Pepper Black Essential Oil

Typically a top note, Pepper Black works best when combined with spicy and slightly woody aromas. This adds a complex, opulent, and seductive element. Pepper Black is a sharp flavor that blends well with a light hand. It is only require in a little quantity to leave a noticeable impression.  

Clary Sage Essential Oil:

It is known for its herbaceous aroma, countered by floral, sweet, and sweet notes. Clary sage serves as a middle note of medium aroma and gives fragrances an unexpectedly fresh quality.  


One of the most well-known perfume scents is vanilla, which is easily recognized for its sweetness, decadence, and richness. Vanilla’s creamy and warm aroma serves as a base note in fragrance creation. It also pairs well with a variety of other aromas, including incense, woody, and oriental scents. With its exquisite versatility, vanilla can be incorporated into a perfume to soften any sharp edges. It also adds sweetness, depth, and warmth to perfumes.

Patchouli essential oil

A potent, herbaceous base note with musky, earthy, and balsamic accents. Patchouli essential oil is derived from the fragrant Pogostemon cablin herb grown in Malaysia and India. Oriental, earthy, and fougère-style fragrances frequently contain patchouli. 

Jasmine Absolute:

Known as the “King of Perfumery,” jasmine absolute is highly prized by perfumers for its complex aroma, which is sweet, intensely floral, and counterbalanced by musky-animalistic undertones. Jasmine, which serves as a middle note, has the power to harmonize a fragrance combination and add an irresistibly romantic aura. The day-blooming, feminine Royal Jasmine (Jasminum grandiflorum) and the night-blooming, muskier, more masculine Arabian Jasmine are the two primary species used to make Jasmine Absolute. (Jasminum sambac).  

Rose Absolute (Bulgaria):

Regarded as the “Queen of Fragrance” for its delicate yet rich, intricate aroma that closely resembles the scent of a true rose, Rose Absolute is another essential ingredient in contemporary perfumery. Almost 4000 kilograms of rose petals must be used in order to make 1 kilogram of pure rose oil, which has been distilled in Bulgaria for more than 300 years. Despite being one of the most expensive components in perfumery, its exquisite quality allows formulators to get the most out of their investment because a little bit goes a long way. 

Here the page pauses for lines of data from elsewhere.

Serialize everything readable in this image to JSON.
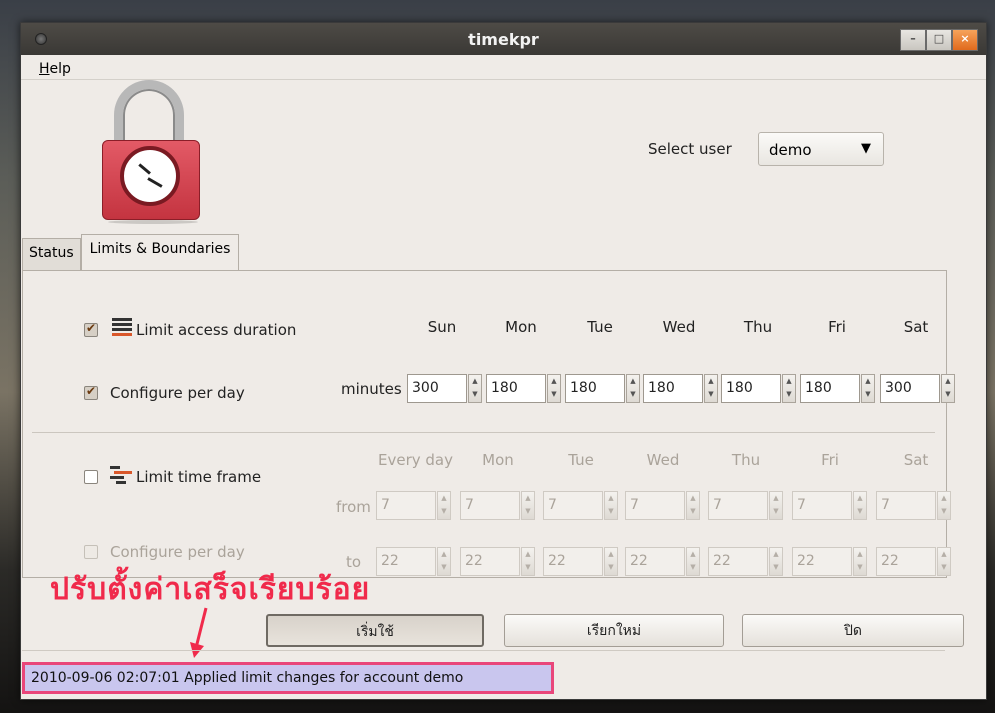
{
  "window": {
    "title": "timekpr"
  },
  "menu": {
    "help": "Help",
    "help_accel": "H",
    "help_rest": "elp"
  },
  "user": {
    "label": "Select user",
    "value": "demo"
  },
  "tabs": [
    {
      "label": "Status"
    },
    {
      "label": "Limits & Boundaries"
    }
  ],
  "limits": {
    "limit_access_label": "Limit access duration",
    "configure_per_day_label": "Configure per day",
    "minutes_label": "minutes",
    "days": [
      "Sun",
      "Mon",
      "Tue",
      "Wed",
      "Thu",
      "Fri",
      "Sat"
    ],
    "minutes": [
      "300",
      "180",
      "180",
      "180",
      "180",
      "180",
      "300"
    ]
  },
  "timeframe": {
    "limit_label": "Limit time frame",
    "configure_per_day_label": "Configure per day",
    "headers": [
      "Every day",
      "Mon",
      "Tue",
      "Wed",
      "Thu",
      "Fri",
      "Sat"
    ],
    "from_label": "from",
    "to_label": "to",
    "from": [
      "7",
      "7",
      "7",
      "7",
      "7",
      "7",
      "7"
    ],
    "to": [
      "22",
      "22",
      "22",
      "22",
      "22",
      "22",
      "22"
    ]
  },
  "buttons": {
    "apply": "เริ่มใช้",
    "reset": "เรียกใหม่",
    "close": "ปิด"
  },
  "annotation": "ปรับตั้งค่าเสร็จเรียบร้อย",
  "status": "2010-09-06 02:07:01 Applied limit changes for account demo"
}
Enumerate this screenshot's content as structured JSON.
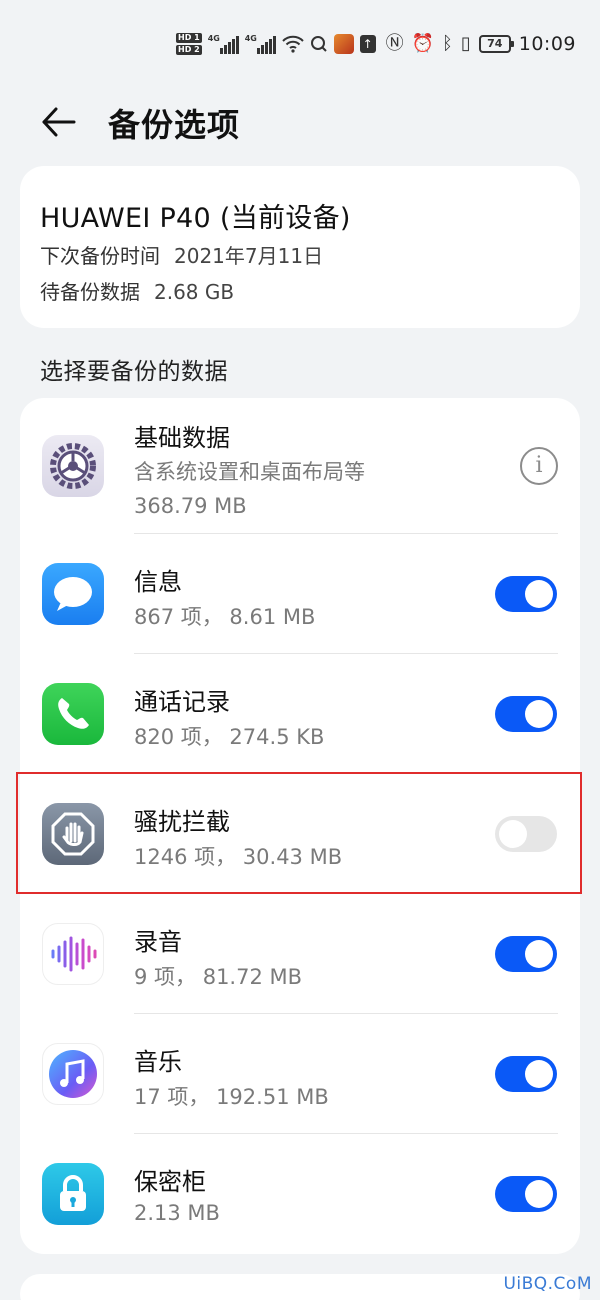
{
  "status_bar": {
    "hd1": "HD 1",
    "hd2": "HD 2",
    "net1": "4G",
    "net2": "4G",
    "battery": "74",
    "time": "10:09",
    "icons": [
      "hd-icon",
      "signal-icon",
      "signal-icon",
      "wifi-icon",
      "hotspot-icon",
      "game-app-icon",
      "upload-icon",
      "nfc-icon",
      "alarm-icon",
      "bluetooth-icon",
      "vibrate-icon",
      "battery-icon"
    ]
  },
  "header": {
    "title": "备份选项",
    "back_icon": "arrow-left-icon"
  },
  "device": {
    "name": "HUAWEI P40 (当前设备)",
    "next_backup_label": "下次备份时间",
    "next_backup_value": "2021年7月11日",
    "pending_label": "待备份数据",
    "pending_value": "2.68 GB"
  },
  "section_title": "选择要备份的数据",
  "items": [
    {
      "title": "基础数据",
      "desc": "含系统设置和桌面布局等",
      "size": "368.79 MB",
      "icon": "settings-gear-icon",
      "control": "info"
    },
    {
      "title": "信息",
      "desc": "867 项， 8.61 MB",
      "icon": "messages-icon",
      "control": "toggle",
      "on": true
    },
    {
      "title": "通话记录",
      "desc": "820 项， 274.5 KB",
      "icon": "phone-icon",
      "control": "toggle",
      "on": true
    },
    {
      "title": "骚扰拦截",
      "desc": "1246 项， 30.43 MB",
      "icon": "hand-block-icon",
      "control": "toggle",
      "on": false
    },
    {
      "title": "录音",
      "desc": "9 项， 81.72 MB",
      "icon": "recorder-waveform-icon",
      "control": "toggle",
      "on": true
    },
    {
      "title": "音乐",
      "desc": "17 项， 192.51 MB",
      "icon": "music-note-icon",
      "control": "toggle",
      "on": true
    },
    {
      "title": "保密柜",
      "desc": "2.13 MB",
      "icon": "lock-icon",
      "control": "toggle",
      "on": true
    }
  ],
  "colors": {
    "accent": "#0a59f7",
    "background": "#f1f3f5",
    "highlight": "#e02c2c"
  },
  "watermark": "UiBQ.CoM"
}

Advice on how to make your own perfume  

If you decide to mix your own perfume according to notes keep these things in mind.

The top note will be the first one you smell when you apply it and will disappear the fastest.

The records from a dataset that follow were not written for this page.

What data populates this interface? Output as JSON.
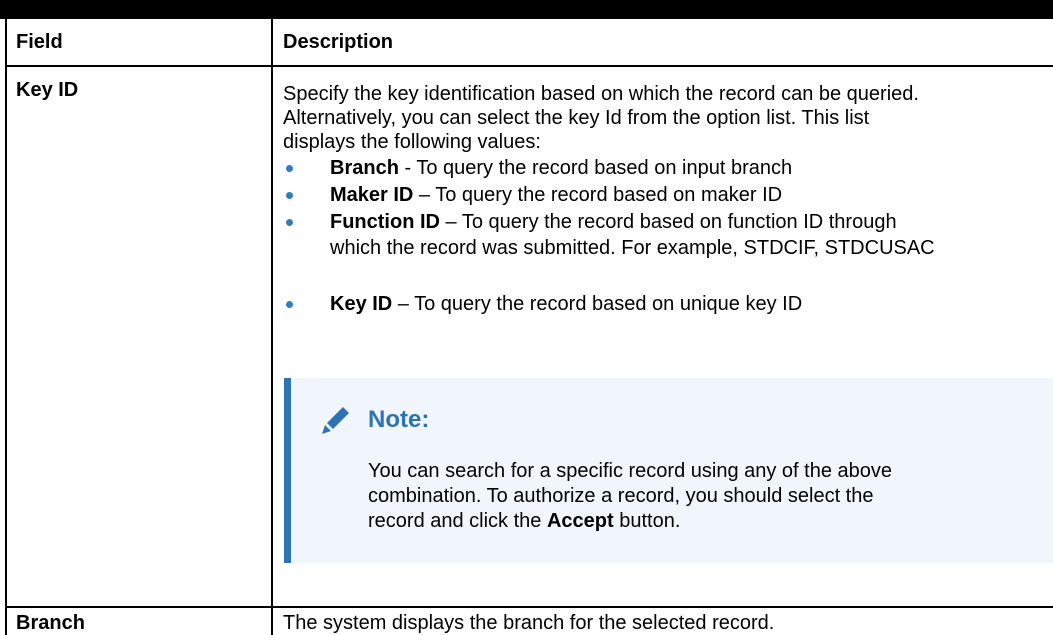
{
  "table": {
    "headers": {
      "field": "Field",
      "description": "Description"
    },
    "rows": [
      {
        "field": "Key ID",
        "description_lines": [
          "Specify the key identification based on which the record can be queried.",
          "Alternatively, you can select the key Id from the option list. This list",
          "displays the following values:"
        ],
        "bullets": [
          {
            "term": "Branch",
            "text": " - To query the record based on input branch"
          },
          {
            "term": "Maker ID",
            "text": " – To query the record based on maker ID"
          },
          {
            "term": "Function ID",
            "text": " – To query the record based on function ID through",
            "text2": "which the record was submitted. For example, STDCIF, STDCUSAC"
          },
          {
            "term": "Key ID",
            "text": " – To query the record based on unique key ID"
          }
        ],
        "note": {
          "title": "Note:",
          "line1": "You can search for a specific record using any of the above",
          "line2": "combination. To authorize a record, you should select the",
          "line3_pre": "record and click the ",
          "line3_bold": "Accept",
          "line3_post": " button."
        }
      },
      {
        "field": "Branch",
        "description": "The system displays the branch for the selected record."
      }
    ]
  },
  "colors": {
    "note_accent": "#2e74b5",
    "note_bg": "#f1f6fc",
    "bullet": "#2e7dc1"
  },
  "icons": {
    "note_icon": "pencil-icon"
  }
}
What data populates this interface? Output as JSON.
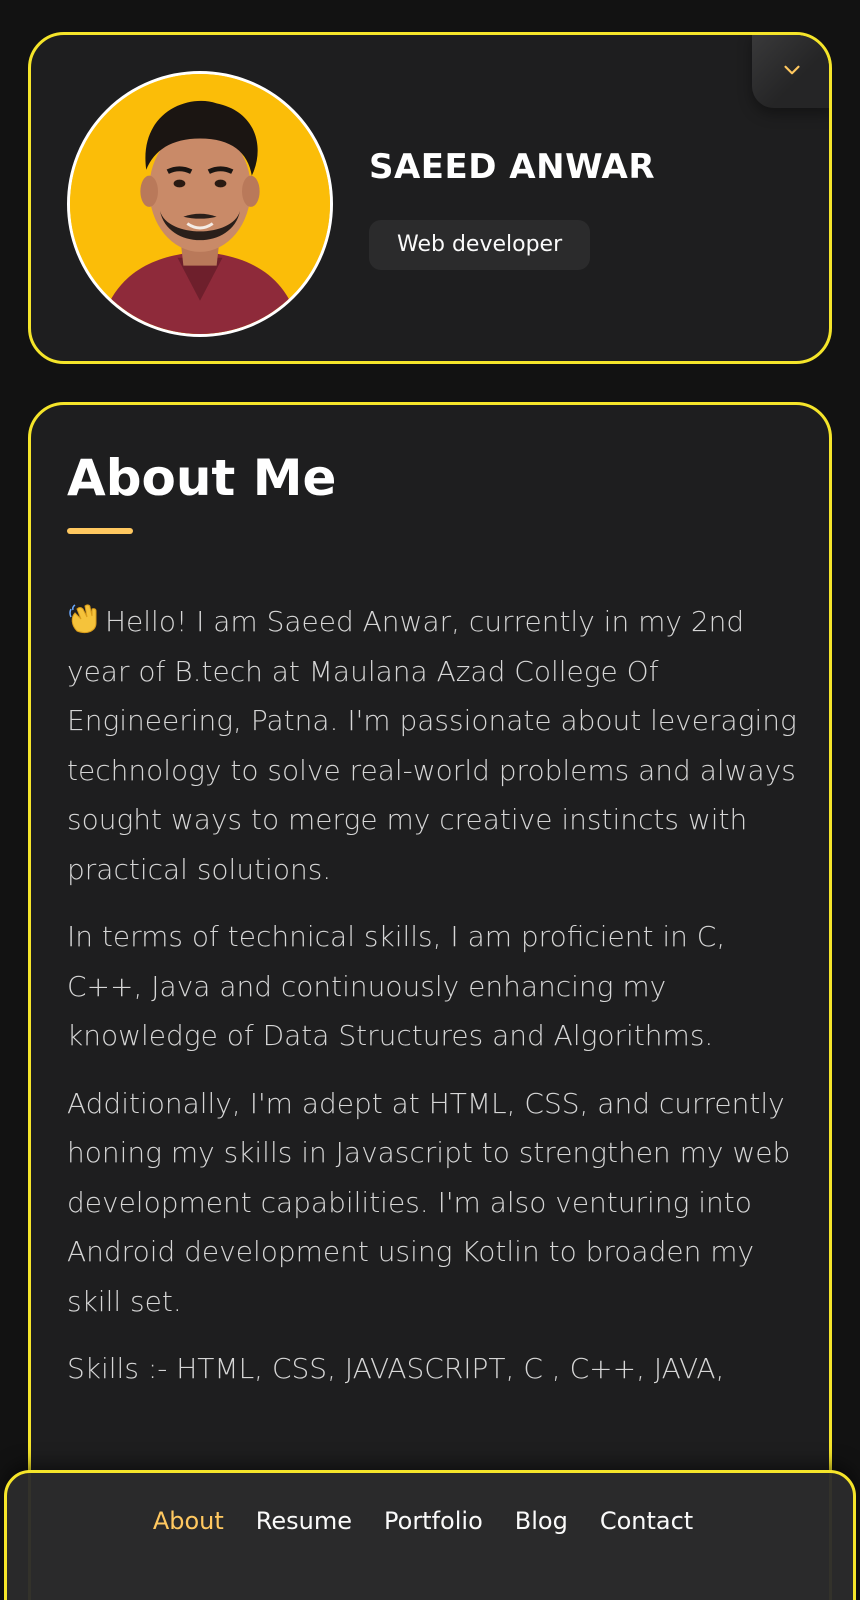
{
  "profile": {
    "name": "SAEED ANWAR",
    "title": "Web developer",
    "avatar_icon": "avatar-photo",
    "toggle_icon": "chevron-down-icon"
  },
  "about": {
    "heading": "About Me",
    "wave_icon": "waving-hand-icon",
    "paragraphs": [
      "Hello! I am Saeed Anwar, currently in my 2nd year of B.tech at Maulana Azad College Of Engineering, Patna. I'm passionate about leveraging technology to solve real-world problems and always sought ways to merge my creative instincts with practical solutions.",
      "In terms of technical skills, I am proficient in C, C++, Java and continuously enhancing my knowledge of Data Structures and Algorithms.",
      "Additionally, I'm adept at HTML, CSS, and currently honing my skills in Javascript to strengthen my web development capabilities. I'm also venturing into Android development using Kotlin to broaden my skill set.",
      "Skills :- HTML, CSS, JAVASCRIPT, C , C++, JAVA,"
    ]
  },
  "navbar": {
    "items": [
      {
        "label": "About",
        "active": true
      },
      {
        "label": "Resume",
        "active": false
      },
      {
        "label": "Portfolio",
        "active": false
      },
      {
        "label": "Blog",
        "active": false
      },
      {
        "label": "Contact",
        "active": false
      }
    ]
  },
  "colors": {
    "accent_border": "#f5e52a",
    "accent_text": "#ffc860",
    "card_bg": "#1e1e1f",
    "page_bg": "#121212"
  }
}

The middle note will gradually overpower the base note, which will then be the last scent you detect.

It is also important to keep in mind to wear your essential oil perfume longer. Your body chemistry will interact with perfume and affect how it smells.  

When blending your own perfume, a 1:1:1 ratio between the top, middle, and base notes is typically advised. You can combine a ratio of up to 4:1:2:1 for a more potent scent.  

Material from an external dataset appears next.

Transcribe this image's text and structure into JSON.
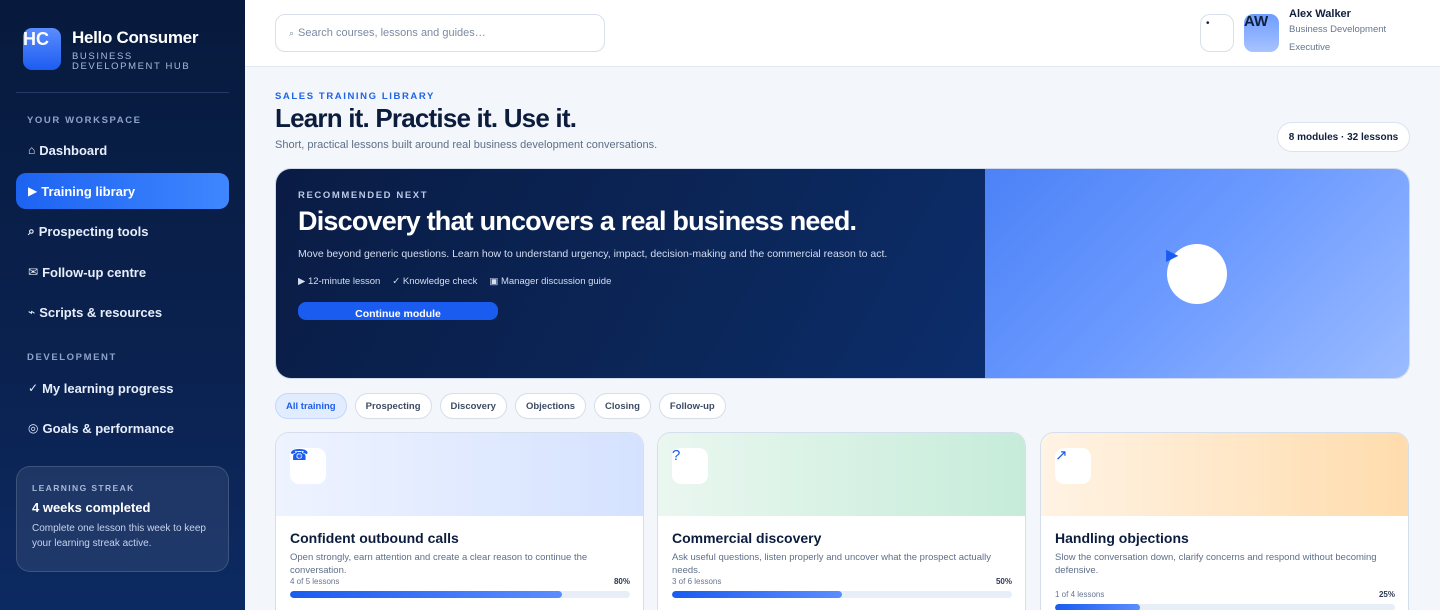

Start by adding one drop of your preferred base note to a bottle made of dark amber glass. Every time you blend something, make sure to take a whiff. After that, add the middle note and whisk the concoction to evenly combine it. Next, add a drop of the top note and blend by swirling. Feel free to add up to two more drops of each oil, Until you get the desired scent

Consider combining the essential oils with a carrier oil, like jojoba, as the base to extend the fragrance’s shelf life.